Applicant George Kelson owns the undeveloped land and wants to build the property because of a ‘need to house his family locally’.

The occupancy of the dwelling would be restricted to the applicant by a section 106 agreement.

The proposed building site is not within the Newport Conservation Area but is adjacent to the boundary. The nearby Bridge abutment, of the former (disused) bed of the Newport Shropshire Union Canal, is included in the Statutory List as being of Architectural of Historic Interest.

A council planning officer refused the plans, stating that building behind the existing row of houses on Bridge Terrace would be an ‘unacceptable form of back land development’.

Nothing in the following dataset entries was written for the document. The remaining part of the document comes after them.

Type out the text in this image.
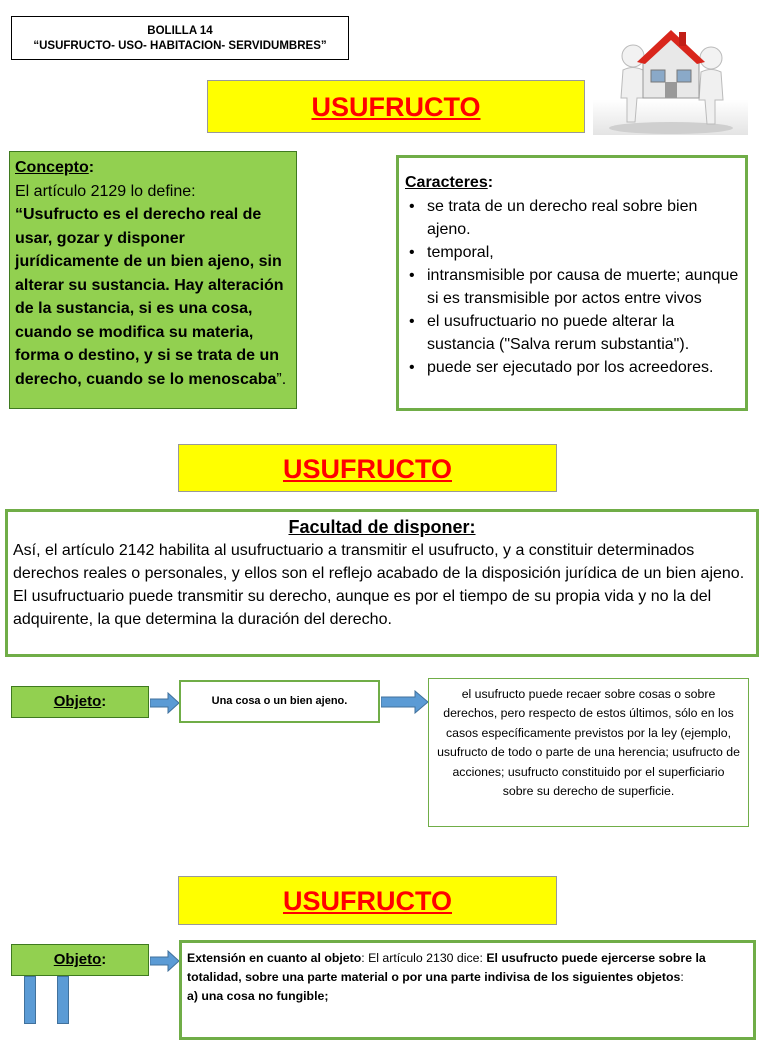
BOLILLA 14
“USUFRUCTO- USO- HABITACION- SERVIDUMBRES”
USUFRUCTO
Concepto:
El artículo 2129 lo define:
“Usufructo es el derecho real de usar, gozar y disponer jurídicamente de un bien ajeno, sin alterar su sustancia. Hay alteración de la sustancia, si es una cosa, cuando se modifica su materia, forma o destino, y si se trata de un derecho, cuando se lo menoscaba”.
Caracteres:
• se trata de un derecho real sobre bien ajeno.
• temporal,
• intransmisible por causa de muerte; aunque si es transmisible por actos entre vivos
• el usufructuario no puede alterar la sustancia ("Salva rerum substantia").
• puede ser ejecutado por los acreedores.
USUFRUCTO
Facultad de disponer:
Así, el artículo 2142 habilita al usufructuario a transmitir el usufructo, y a constituir determinados derechos reales o personales, y ellos son el reflejo acabado de la disposición jurídica de un bien ajeno.
El usufructuario puede transmitir su derecho, aunque es por el tiempo de su propia vida y no la del adquirente, la que determina la duración del derecho.
Objeto:	Una cosa o un bien ajeno.	el usufructo puede recaer sobre cosas o sobre derechos, pero respecto de estos últimos, sólo en los casos específicamente previstos por la ley (ejemplo, usufructo de todo o parte de una herencia; usufructo de acciones; usufructo constituido por el superficiario sobre su derecho de superficie.
USUFRUCTO
Objeto:	Extensión en cuanto al objeto: El artículo 2130 dice: El usufructo puede ejercerse sobre la totalidad, sobre una parte material o por una parte indivisa de los siguientes objetos:
a) una cosa no fungible;
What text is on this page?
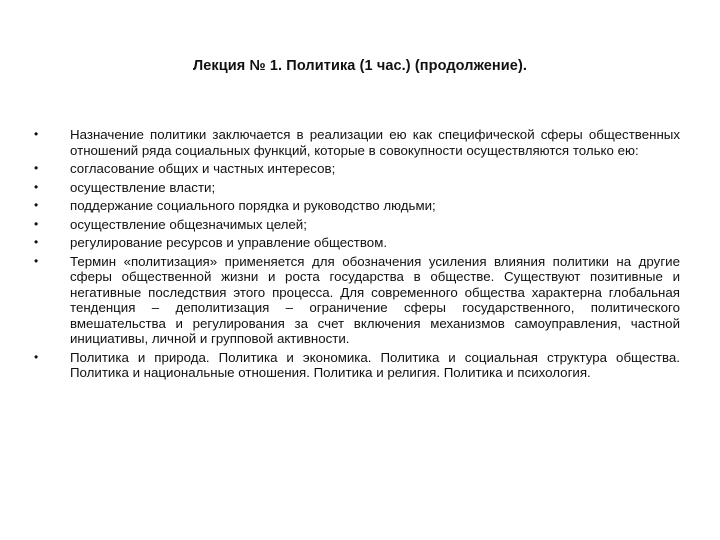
Лекция № 1. Политика (1 час.) (продолжение).
• Назначение политики заключается в реализации ею как специфической сферы общественных отношений ряда социальных функций, которые в совокупности осуществляются только ею:
• согласование общих и частных интересов;
• осуществление власти;
• поддержание социального порядка и руководство людьми;
• осуществление общезначимых целей;
• регулирование ресурсов и управление обществом.
• Термин «политизация» применяется для обозначения усиления влияния политики на другие сферы общественной жизни и роста государства в обществе. Существуют позитивные и негативные последствия этого процесса. Для современного общества характерна глобальная тенденция – деполитизация – ограничение сферы государственного, политического вмешательства и регулирования за счет включения механизмов самоуправления, частной инициативы, личной и групповой активности.
• Политика и природа. Политика и экономика. Политика и социальная структура общества. Политика и национальные отношения. Политика и религия. Политика и психология.
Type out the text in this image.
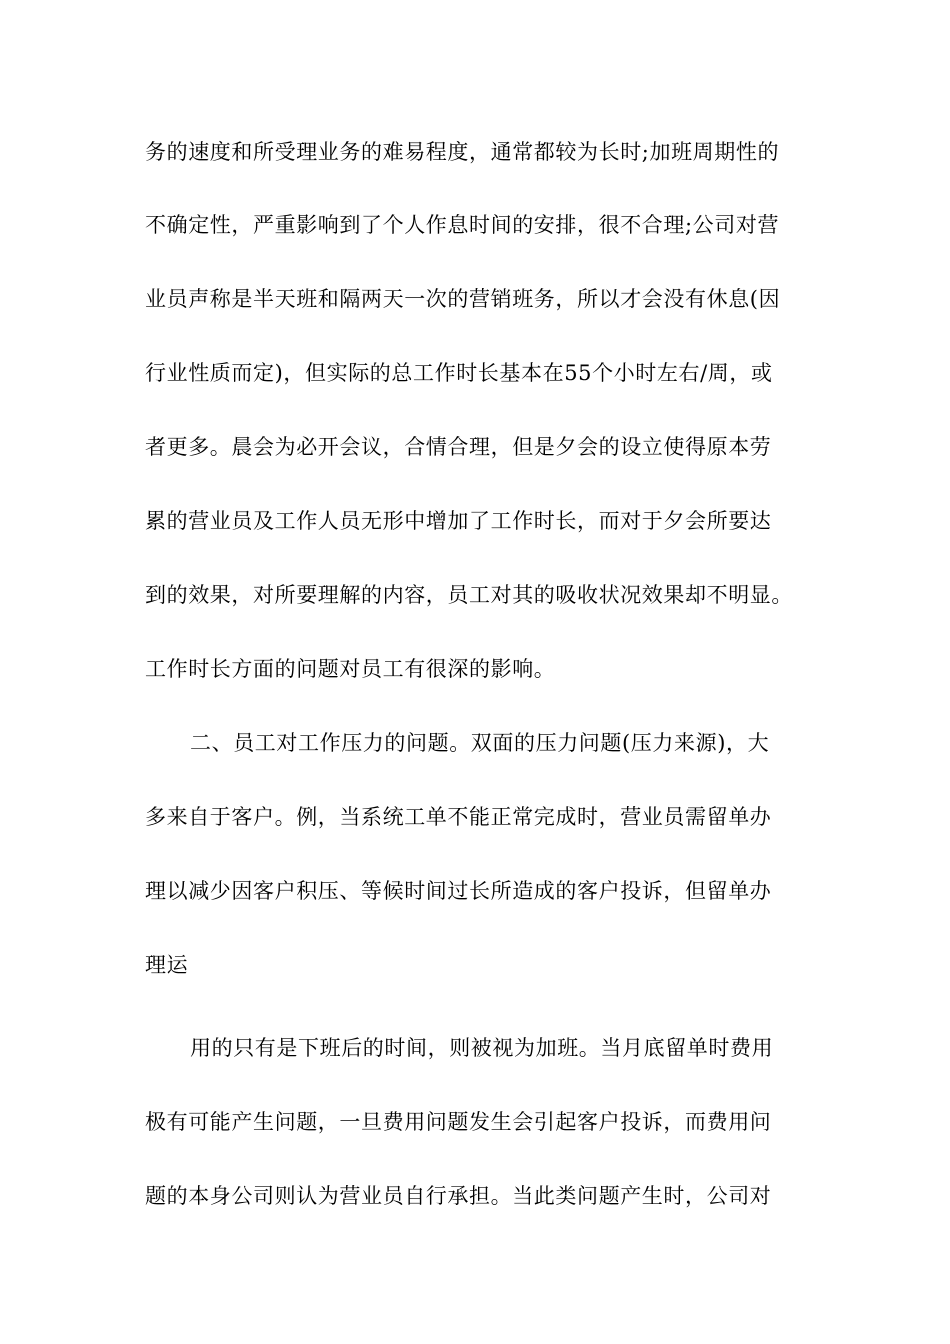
务的速度和所受理业务的难易程度，通常都较为长时;加班周期性的
不确定性，严重影响到了个人作息时间的安排，很不合理;公司对营
业员声称是半天班和隔两天一次的营销班务，所以才会没有休息(因
行业性质而定)，但实际的总工作时长基本在55个小时左右/周，或
者更多。晨会为必开会议，合情合理，但是夕会的设立使得原本劳
累的营业员及工作人员无形中增加了工作时长，而对于夕会所要达
到的效果，对所要理解的内容，员工对其的吸收状况效果却不明显。
工作时长方面的问题对员工有很深的影响。
二、员工对工作压力的问题。双面的压力问题(压力来源)，大
多来自于客户。例，当系统工单不能正常完成时，营业员需留单办
理以减少因客户积压、等候时间过长所造成的客户投诉，但留单办
理运
用的只有是下班后的时间，则被视为加班。当月底留单时费用
极有可能产生问题，一旦费用问题发生会引起客户投诉，而费用问
题的本身公司则认为营业员自行承担。当此类问题产生时，公司对
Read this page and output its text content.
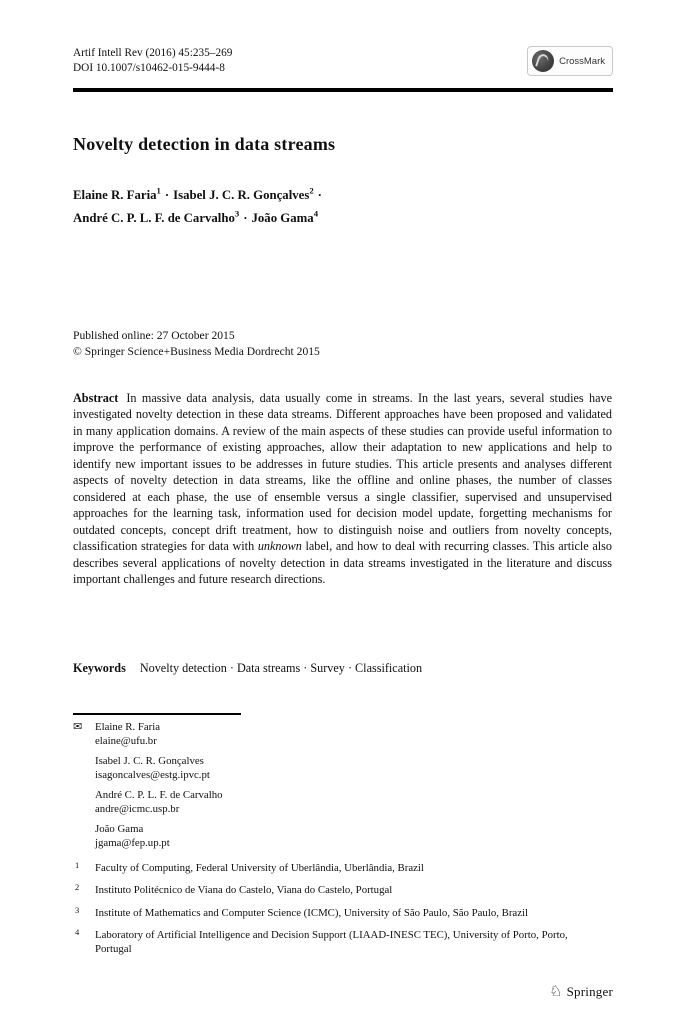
Artif Intell Rev (2016) 45:235–269
DOI 10.1007/s10462-015-9444-8
CrossMark
Novelty detection in data streams
Elaine R. Faria$^1$ · Isabel J. C. R. Gonçalves$^2$ ·
André C. P. L. F. de Carvalho$^3$ · João Gama$^4$
Published online: 27 October 2015
© Springer Science+Business Media Dordrecht 2015
Abstract In massive data analysis, data usually come in streams. In the last years, several studies have investigated novelty detection in these data streams. Different approaches have been proposed and validated in many application domains. A review of the main aspects of these studies can provide useful information to improve the performance of existing approaches, allow their adaptation to new applications and help to identify new important issues to be addresses in future studies. This article presents and analyses different aspects of novelty detection in data streams, like the offline and online phases, the number of classes considered at each phase, the use of ensemble versus a single classifier, supervised and unsupervised approaches for the learning task, information used for decision model update, forgetting mechanisms for outdated concepts, concept drift treatment, how to distinguish noise and outliers from novelty concepts, classification strategies for data with unknown label, and how to deal with recurring classes. This article also describes several applications of novelty detection in data streams investigated in the literature and discuss important challenges and future research directions.
Keywords Novelty detection · Data streams · Survey · Classification
✉ Elaine R. Faria
elaine@ufu.br
Isabel J. C. R. Gonçalves
isagoncalves@estg.ipvc.pt
André C. P. L. F. de Carvalho
andre@icmc.usp.br
João Gama
jgama@fep.up.pt
1 Faculty of Computing, Federal University of Uberlândia, Uberlândia, Brazil
2 Instituto Politécnico de Viana do Castelo, Viana do Castelo, Portugal
3 Institute of Mathematics and Computer Science (ICMC), University of São Paulo, São Paulo, Brazil
4 Laboratory of Artificial Intelligence and Decision Support (LIAAD-INESC TEC), University of Porto, Porto, Portugal
♘ Springer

They said: “The siting of a dwelling in this location would result in loss of green space which contributes positively to the character of the Conservation Area and setting of adjacent Listed Buildings and Scheduled Ancient Monument.”

The council also stated that insufficient information had been submitted about drainage and visibility from an access track.

The applicant disagrees with the reasons for refusal and has appealed the decision resulting in it being decided by a planning inspector.

The appeal statement says that the operational land has a ‘long established’ and ‘regularly used access’ which serves other dwellings and uses.

They add that there is ‘uninterrupted vision’ in both directions ‘well in excess’ of the visibility required.

The appeal statement also states that the proposed property is designed to ‘harmonize with the conservation area’.

“The proposal for a single plot cannot have any greater impact on the frontage properties in my view given the applicants daily usage of the access and by others with similar rights which is the normal concern with back land development,” says the appeal statement.

“It is an odd suggestion that because the dwelling can be seen from the rear elevations of the frontage listed buildings this in itself will cause harm to their setting.

“The small-scale nature of the proposal which is designed to harmonize with the conservation area buildings through its vernacular detail and proportions combine with the spacious setting is intended to enhance the setting.”

The application adds that drainage details were included in their planning, design and access statement.